Evangelos Michelakis of the University of Alberta in Edmonton, Canada, and his colleagues tested DCA on human cells cultured outside the body and found that it killed lung, breast and brain cancer cells, but not healthy cells. Tumours in rats deliberately infected with human cancer also shrank drastically when they were fed DCA-laced water for several weeks.
Again, wow. My mother in law is battling a speck of cancer in her eye, my aunt successfully battled breast cancer, and my husband has an elevated risk of prostate cancer. To think that those worries could be easily set to rest is amazing.
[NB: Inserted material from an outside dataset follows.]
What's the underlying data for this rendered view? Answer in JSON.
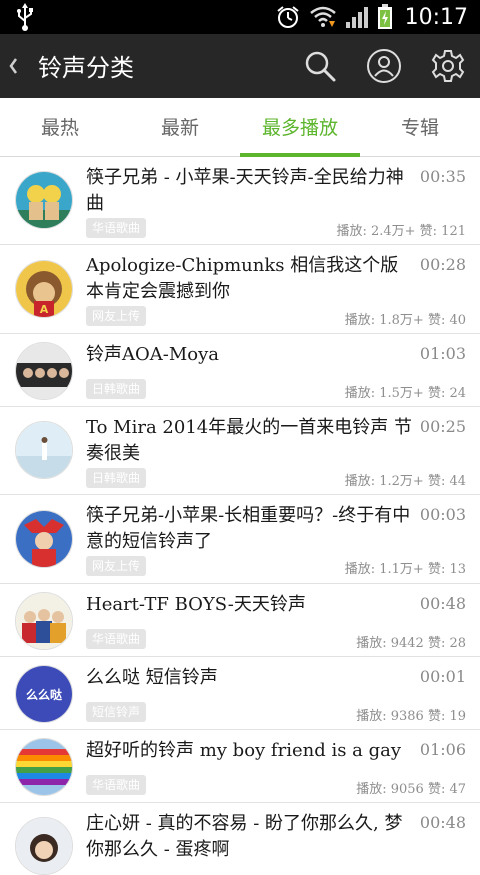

DCA can cause pain, numbness and gait disturbances in some patients, but this may be a price worth paying if it turns out to
be effective against all cancers. The next step is to run clinical trials of DCA in people with cancer. These may have to be funded by charities, universities and governments: pharmaceutical companies are unlikely to pay because they can’t make money on unpatented medicines. The pay-off is that if DCA does work, it will be easy to manufacture and dirt cheap.
Paul Clarke, a cancer cell biologist at the University of Dundee in the UK, says the findings challenge the current assumption that mutations, not metabolism, spark off cancers. “The question is: which comes first?” he says.